Section of Gastroenterology and Hepatology, Department of Medicine, Baylor College of Medicine, Houston, TX, USA.
Houston VA HSR&D Center for Innovations in Quality, Effectiveness and Safety, Michael E. DeBakey Veterans Affairs Medical Center, Houston, TX, USA.
Aliment Pharmacol Ther. 2018 Aug;48(4):469-477. doi: 10.1111/apt.14895. Epub 2018 Jun 29.
Proton pump inhibitors (PPIs) and histamine-2 receptor antagonists (H2RAs) may reduce the risk of oesophageal adenocarcinoma (OAC) in Barrett's oesophagus; however, current epidemiologic studies are inconclusive.
To evaluate the independent effects of PPIs and H2RAs on risk of OAC in patients with Barrett's oesophagus.
We conducted a nested case-control study of male veterans diagnosed with Barrett's oesophagus. Cases with incident OAC were matched by incidence density sampling on birth year and Barrett's diagnosis date to controls with Barrett's oesophagus who did not develop OAC. We identified prescription medication usage 1 year prior to Barrett's oesophagus diagnosis to 3 months prior to the OAC diagnosis.
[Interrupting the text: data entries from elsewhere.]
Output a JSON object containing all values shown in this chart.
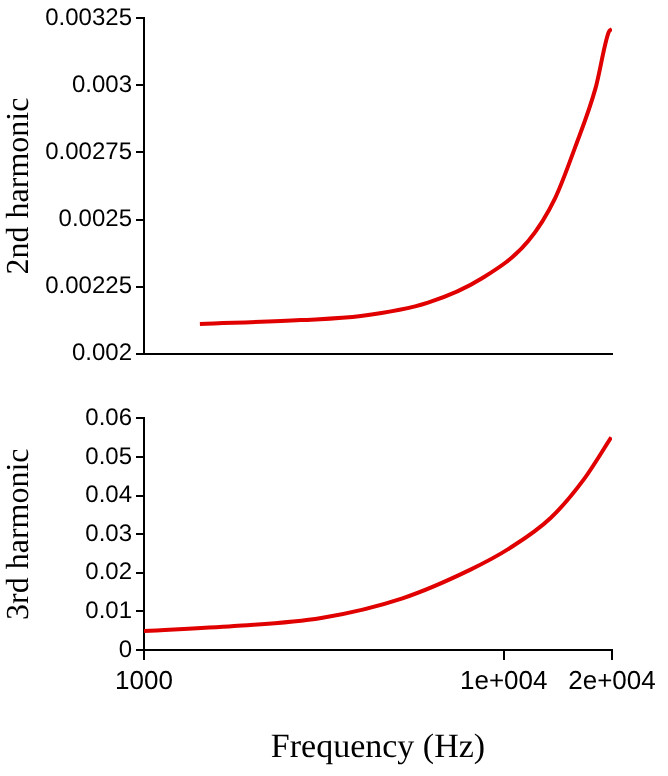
{
  "chart_data": [
    {
      "type": "line",
      "ylabel": "2nd harmonic",
      "log": "x",
      "xlim": [
        1000,
        20000
      ],
      "ylim": [
        0.002,
        0.00325
      ],
      "yticks": [
        0.002,
        0.00225,
        0.0025,
        0.00275,
        0.003,
        0.00325
      ],
      "tick_labels": "y",
      "marker": "none",
      "line_style": "solid",
      "x": [
        1430,
        2730,
        4010,
        6160,
        8680,
        11700,
        13900,
        15800,
        18000,
        19600,
        20000
      ],
      "series": [
        {
          "color": "#e00000",
          "values": [
            0.00211,
            0.002125,
            0.00214,
            0.00219,
            0.00228,
            0.00242,
            0.00258,
            0.00277,
            0.00299,
            0.0032,
            0.00321
          ]
        }
      ]
    },
    {
      "type": "line",
      "ylabel": "3rd harmonic",
      "xlabel": "Frequency (Hz)",
      "log": "x",
      "xlim": [
        1000,
        20000
      ],
      "xticks": [
        1000,
        {
          "value": 10000,
          "label": "1e+004"
        },
        {
          "value": 20000,
          "label": "2e+004"
        }
      ],
      "ylim": [
        0,
        0.06
      ],
      "yticks": [
        0,
        0.01,
        0.02,
        0.03,
        0.04,
        0.05,
        0.06
      ],
      "marker": "none",
      "line_style": "solid",
      "x": [
        1000,
        1780,
        3110,
        5230,
        8030,
        10400,
        13500,
        16700,
        19900
      ],
      "series": [
        {
          "color": "#e00000",
          "values": [
            0.0049,
            0.0062,
            0.0083,
            0.0134,
            0.0207,
            0.0264,
            0.0342,
            0.0442,
            0.0551
          ]
        }
      ]
    }
  ]
}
Odds ratios (OR) and 95% CI were estimated using conditional logistic regression.
Compared with 798 controls, the 300 cases were less likely to use PPIs (90.0% vs 94.5%, P = 0.01) and H2RAs (19.7% vs 25.7%, P = 0.04). In the multivariable model including the use of statins, H2RAs, aspirin and nonsteroidal anti-inflammatory drugs, PPI use was associated with 41% lower risk of OAC (OR 0.59, 95% CI 0.35-0.99). While risk reduction of OAC was stronger for high-dose PPIs (omeprazole daily dose >40 mg, adjusted OR 0.11, 95% 0.04-0.36), we did not find a dose-response relationship with PPI duration (P trend = 0.45). Likewise, H2RA use was independently associated with 30% lower risk of OAC (OR 0.70, 95% CI 0.50-0.99).
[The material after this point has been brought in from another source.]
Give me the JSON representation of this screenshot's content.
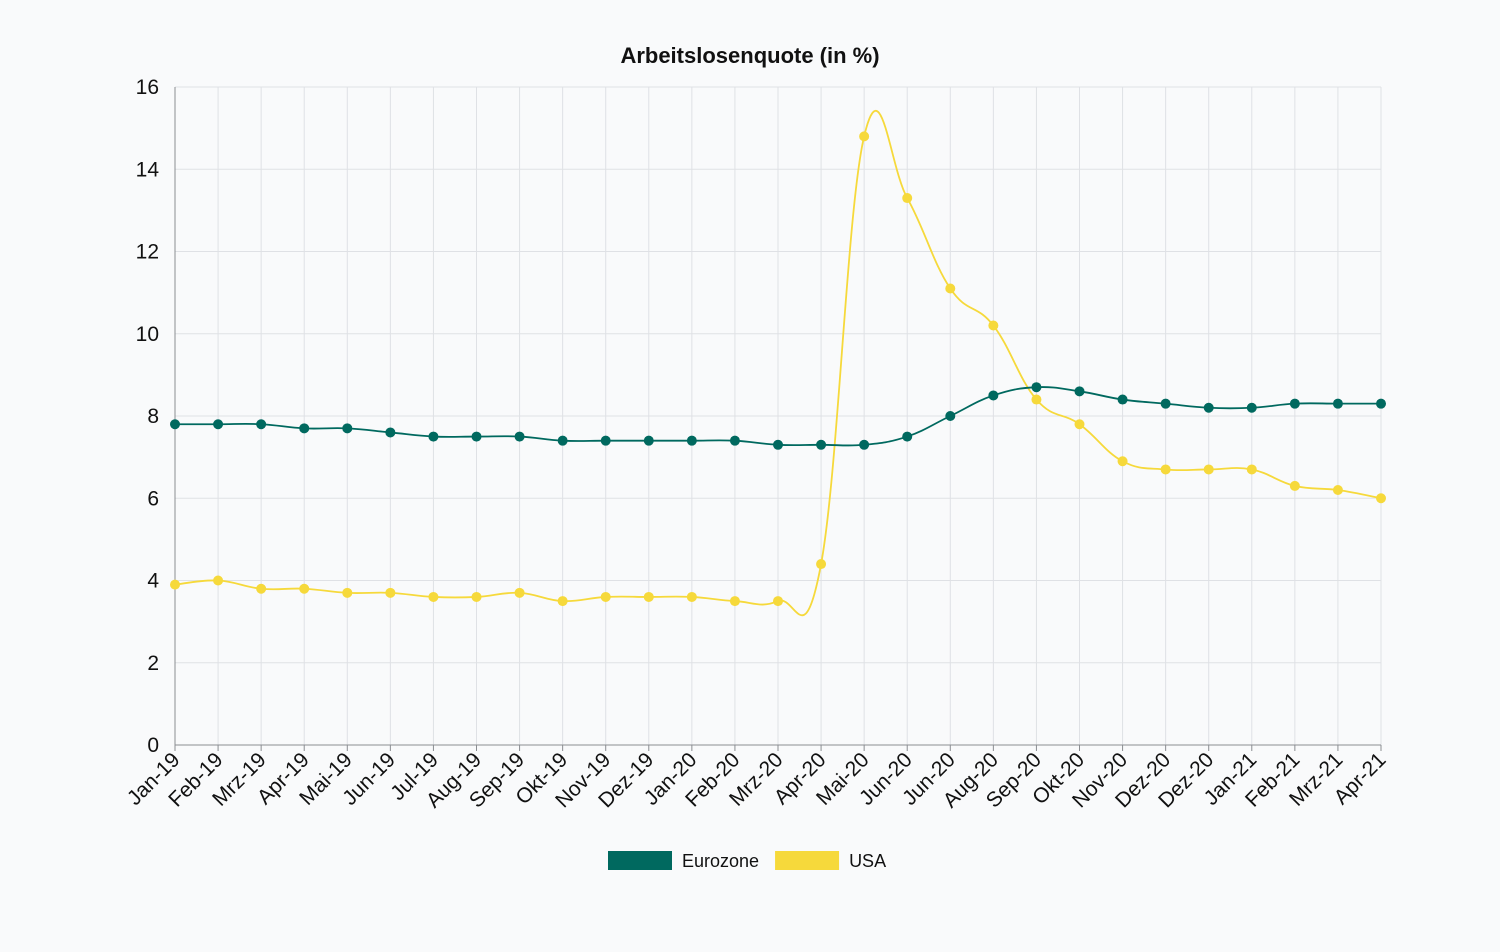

Use of PPIs and H2RAs among patients with Barrett's oesophagus are associated with lower risk of OAC. Further clinical trials are needed to confirm this possible chemopreventive effect.
质子泵抑制剂(PPIs)和组胺-2 受体拮抗剂(H2RAs)可能降低巴雷特食管中食管腺癌(OAC)的风险;然而,目前的流行病学研究尚无定论。
评估 PPIs 和 H2RAs 对巴雷特食管患者 OAC 风险的独立影响。
我们对诊断为巴雷特食管的男性退伍军人进行了一项嵌套病例对照研究。通过按出生年份和巴雷特食管诊断日期进行发病率密度抽样,将患有 OAC 的病例与未发生 OAC 的巴雷特食管对照进行匹配。我们确定了在巴雷特食管诊断前 1 年至 OAC 诊断前 3 个月期间的处方药物使用情况。使用条件逻辑回归估计比值比(OR)和 95%置信区间(CI)。
与 798 名对照相比,300 名病例使用 PPI(90.0% vs. 94.5%,P=0.01)和 H2RA(19.7% vs. 25.7%,P=0.04)的可能性较小。在包括他汀类药物、H2RA、阿司匹林和非甾体抗炎药使用的多变量模型中,PPI 使用与 OAC 风险降低 41%相关(OR 0.59,95%CI 0.35-0.99)。虽然高剂量 PPI(奥美拉唑每日剂量>40mg,调整后的 OR 0.11,95%CI 0.04-0.36)的 OAC 风险降低作用更强,但我们没有发现与 PPI 持续时间(P 趋势=0.45)之间存在剂量反应关系。同样,H2RA 使用与 OAC 风险降低 30%相关(OR 0.70,95%CI 0.50-0.99)。
在巴雷特食管患者中使用 PPI 和 H2RA 与 OAC 风险降低相关。需要进一步的临床试验来证实这种可能的化学预防作用。